Tanggapan Resmi dari Kapuspen TNI
Dalam konferensi pers di Mabes TNI Cilangkap pada Rabu (25/3/2026), Kepala Pusat Penerangan (Kapuspen) TNI Mayjen Aulia Dwi Nasrullah memberikan pernyataan resmi. Ia tidak menjelaskan secara gamblang apakah Yudi mengundurkan diri atau dicopot dari posisinya. Mayjen Aulia hanya menyatakan bahwa jabatan Kabais telah diserahkan sebagai bentuk pertanggungjawaban atas insiden yang terjadi.
Kasus ini bermula dari penyiraman yang dialami oleh Andrie Yunus, seorang aktivis hak asasi manusia dari KontraS. Investigasi mengungkap keterlibatan empat anggota Bais TNI, yang kemudian diamankan oleh pihak berwenang. Insiden ini telah menimbulkan sorotan publik terhadap institusi intelijen TNI.
Implikasi dan Langkah Selanjutnya
Pelepasan jabatan oleh Letjen Yudi Abrimantyo menandai babak baru dalam penanganan kasus ini. TNI diharapkan dapat mengambil langkah-langkah tegas untuk memulihkan kepercayaan masyarakat. Proses hukum terhadap empat anggota yang terlibat akan terus dipantau, sementara posisi Kabais TNI kemungkinan akan segera diisi oleh perwira tinggi lainnya.
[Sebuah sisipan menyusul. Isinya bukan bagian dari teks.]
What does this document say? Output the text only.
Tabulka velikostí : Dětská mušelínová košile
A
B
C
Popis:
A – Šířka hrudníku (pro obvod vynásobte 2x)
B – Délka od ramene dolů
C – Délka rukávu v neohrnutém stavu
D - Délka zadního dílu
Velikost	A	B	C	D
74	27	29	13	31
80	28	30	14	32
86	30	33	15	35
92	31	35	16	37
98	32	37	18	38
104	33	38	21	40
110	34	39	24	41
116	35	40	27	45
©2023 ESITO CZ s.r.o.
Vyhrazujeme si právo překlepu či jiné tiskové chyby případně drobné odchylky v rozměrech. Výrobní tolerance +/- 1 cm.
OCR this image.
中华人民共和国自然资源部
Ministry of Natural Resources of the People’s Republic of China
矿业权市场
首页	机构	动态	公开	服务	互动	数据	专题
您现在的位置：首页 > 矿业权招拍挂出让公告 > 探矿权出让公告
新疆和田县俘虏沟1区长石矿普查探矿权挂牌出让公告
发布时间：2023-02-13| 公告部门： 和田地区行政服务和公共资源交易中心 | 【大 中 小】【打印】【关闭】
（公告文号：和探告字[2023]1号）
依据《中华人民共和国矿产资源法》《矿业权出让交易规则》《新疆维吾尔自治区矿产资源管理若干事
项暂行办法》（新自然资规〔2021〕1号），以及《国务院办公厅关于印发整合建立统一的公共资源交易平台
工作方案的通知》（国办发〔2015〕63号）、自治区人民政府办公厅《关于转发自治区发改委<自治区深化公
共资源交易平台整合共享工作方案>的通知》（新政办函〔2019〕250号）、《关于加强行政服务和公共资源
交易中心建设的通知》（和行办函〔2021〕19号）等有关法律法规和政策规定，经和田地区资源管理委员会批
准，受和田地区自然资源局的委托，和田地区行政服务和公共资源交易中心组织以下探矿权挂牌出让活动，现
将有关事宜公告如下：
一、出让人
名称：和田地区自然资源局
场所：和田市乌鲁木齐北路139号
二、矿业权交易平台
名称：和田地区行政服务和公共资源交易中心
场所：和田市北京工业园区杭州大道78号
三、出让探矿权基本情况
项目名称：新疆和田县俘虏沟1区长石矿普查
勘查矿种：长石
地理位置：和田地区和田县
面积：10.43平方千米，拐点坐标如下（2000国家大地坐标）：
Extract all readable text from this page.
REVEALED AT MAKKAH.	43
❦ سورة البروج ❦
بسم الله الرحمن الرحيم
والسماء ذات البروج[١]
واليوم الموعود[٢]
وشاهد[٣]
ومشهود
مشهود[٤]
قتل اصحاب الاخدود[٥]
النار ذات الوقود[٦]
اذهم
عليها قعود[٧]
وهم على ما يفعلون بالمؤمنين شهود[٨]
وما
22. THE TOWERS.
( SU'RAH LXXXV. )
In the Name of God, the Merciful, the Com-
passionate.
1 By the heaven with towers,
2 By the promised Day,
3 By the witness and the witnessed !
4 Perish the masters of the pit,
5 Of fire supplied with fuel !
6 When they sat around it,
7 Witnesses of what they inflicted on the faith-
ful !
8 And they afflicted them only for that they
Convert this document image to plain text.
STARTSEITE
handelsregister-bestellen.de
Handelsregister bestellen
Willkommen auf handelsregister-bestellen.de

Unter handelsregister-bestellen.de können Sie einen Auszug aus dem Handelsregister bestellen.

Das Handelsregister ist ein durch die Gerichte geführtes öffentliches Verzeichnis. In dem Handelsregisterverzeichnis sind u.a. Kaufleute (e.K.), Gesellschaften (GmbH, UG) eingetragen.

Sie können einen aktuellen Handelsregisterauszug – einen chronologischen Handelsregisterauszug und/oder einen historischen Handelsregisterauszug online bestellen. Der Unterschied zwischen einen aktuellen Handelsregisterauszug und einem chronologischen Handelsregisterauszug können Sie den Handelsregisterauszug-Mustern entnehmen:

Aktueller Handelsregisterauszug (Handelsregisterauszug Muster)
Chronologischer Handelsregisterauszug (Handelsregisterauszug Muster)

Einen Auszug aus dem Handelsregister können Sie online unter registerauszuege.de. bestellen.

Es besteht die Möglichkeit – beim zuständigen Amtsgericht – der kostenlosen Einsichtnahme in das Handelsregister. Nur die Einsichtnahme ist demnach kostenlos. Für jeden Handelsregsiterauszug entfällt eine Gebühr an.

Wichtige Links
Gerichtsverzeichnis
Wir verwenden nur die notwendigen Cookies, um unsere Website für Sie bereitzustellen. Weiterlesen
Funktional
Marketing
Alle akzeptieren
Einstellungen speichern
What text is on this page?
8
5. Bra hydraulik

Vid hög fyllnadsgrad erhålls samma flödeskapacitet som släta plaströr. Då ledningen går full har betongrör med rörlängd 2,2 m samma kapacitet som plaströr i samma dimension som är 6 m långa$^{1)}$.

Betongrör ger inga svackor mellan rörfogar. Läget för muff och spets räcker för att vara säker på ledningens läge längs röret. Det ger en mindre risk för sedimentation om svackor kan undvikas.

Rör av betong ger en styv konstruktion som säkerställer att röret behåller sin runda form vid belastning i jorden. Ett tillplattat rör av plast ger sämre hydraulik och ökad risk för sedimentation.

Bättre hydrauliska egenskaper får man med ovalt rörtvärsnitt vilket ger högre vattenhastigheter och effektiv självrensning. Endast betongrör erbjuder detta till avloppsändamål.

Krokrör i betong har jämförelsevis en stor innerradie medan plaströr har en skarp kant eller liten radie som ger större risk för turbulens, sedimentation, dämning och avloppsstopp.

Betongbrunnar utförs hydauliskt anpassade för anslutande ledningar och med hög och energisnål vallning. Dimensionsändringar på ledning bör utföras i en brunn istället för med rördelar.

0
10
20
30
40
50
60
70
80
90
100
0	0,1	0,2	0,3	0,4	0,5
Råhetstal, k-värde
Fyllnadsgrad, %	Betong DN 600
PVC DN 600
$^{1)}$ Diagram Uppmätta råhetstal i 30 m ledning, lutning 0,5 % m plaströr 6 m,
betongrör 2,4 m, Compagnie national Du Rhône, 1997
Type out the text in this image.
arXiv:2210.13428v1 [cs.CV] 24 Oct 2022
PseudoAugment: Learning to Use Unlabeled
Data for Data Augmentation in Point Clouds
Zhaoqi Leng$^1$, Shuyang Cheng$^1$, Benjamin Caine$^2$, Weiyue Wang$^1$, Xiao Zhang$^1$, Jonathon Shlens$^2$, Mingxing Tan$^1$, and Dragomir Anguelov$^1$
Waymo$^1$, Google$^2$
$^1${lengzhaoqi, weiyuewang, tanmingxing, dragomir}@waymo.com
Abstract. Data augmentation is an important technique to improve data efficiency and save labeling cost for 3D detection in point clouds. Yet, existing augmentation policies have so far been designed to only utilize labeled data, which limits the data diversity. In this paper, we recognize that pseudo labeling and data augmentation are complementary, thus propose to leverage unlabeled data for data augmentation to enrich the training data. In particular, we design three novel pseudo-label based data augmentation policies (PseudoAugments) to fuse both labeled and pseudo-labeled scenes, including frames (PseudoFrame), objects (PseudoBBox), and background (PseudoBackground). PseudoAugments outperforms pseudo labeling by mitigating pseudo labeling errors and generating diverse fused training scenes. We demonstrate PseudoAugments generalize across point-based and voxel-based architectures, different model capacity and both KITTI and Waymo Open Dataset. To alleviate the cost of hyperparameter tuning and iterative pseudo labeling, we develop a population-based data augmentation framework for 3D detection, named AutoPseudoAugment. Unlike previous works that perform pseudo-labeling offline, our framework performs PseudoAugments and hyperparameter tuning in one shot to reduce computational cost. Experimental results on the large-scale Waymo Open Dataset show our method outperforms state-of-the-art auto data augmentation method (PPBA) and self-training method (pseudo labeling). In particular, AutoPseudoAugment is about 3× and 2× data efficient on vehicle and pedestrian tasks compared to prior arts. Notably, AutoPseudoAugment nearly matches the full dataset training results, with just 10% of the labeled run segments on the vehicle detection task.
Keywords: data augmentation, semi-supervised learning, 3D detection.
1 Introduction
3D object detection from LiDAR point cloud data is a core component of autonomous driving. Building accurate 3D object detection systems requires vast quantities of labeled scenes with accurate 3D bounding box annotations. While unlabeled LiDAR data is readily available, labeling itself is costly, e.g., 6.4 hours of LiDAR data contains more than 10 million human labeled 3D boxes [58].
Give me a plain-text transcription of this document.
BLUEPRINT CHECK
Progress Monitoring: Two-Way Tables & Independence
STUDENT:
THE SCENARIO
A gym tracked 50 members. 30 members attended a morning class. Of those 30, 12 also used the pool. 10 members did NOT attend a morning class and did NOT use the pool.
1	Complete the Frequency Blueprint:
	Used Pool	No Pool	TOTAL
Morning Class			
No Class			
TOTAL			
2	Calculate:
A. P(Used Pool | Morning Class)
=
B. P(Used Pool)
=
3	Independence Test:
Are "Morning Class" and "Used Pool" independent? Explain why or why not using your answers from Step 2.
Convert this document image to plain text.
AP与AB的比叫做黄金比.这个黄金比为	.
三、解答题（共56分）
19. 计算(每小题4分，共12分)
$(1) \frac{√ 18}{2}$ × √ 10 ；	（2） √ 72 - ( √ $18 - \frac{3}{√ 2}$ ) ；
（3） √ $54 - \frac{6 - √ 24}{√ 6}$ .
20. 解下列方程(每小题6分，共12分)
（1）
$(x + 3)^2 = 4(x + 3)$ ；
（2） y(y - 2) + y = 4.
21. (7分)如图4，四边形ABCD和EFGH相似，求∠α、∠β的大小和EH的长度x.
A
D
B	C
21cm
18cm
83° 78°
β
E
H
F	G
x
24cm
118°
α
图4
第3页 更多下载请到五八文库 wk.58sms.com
Masyarakat dan pengamat menunggu perkembangan lebih lanjut, termasuk klarifikasi resmi mengenai status Letjen Yudi dan tindakan disipliner yang akan diterapkan. Kasus ini mengingatkan pentingnya akuntabilitas dalam lembaga negara, terutama yang berkaitan dengan keamanan dan intelijen.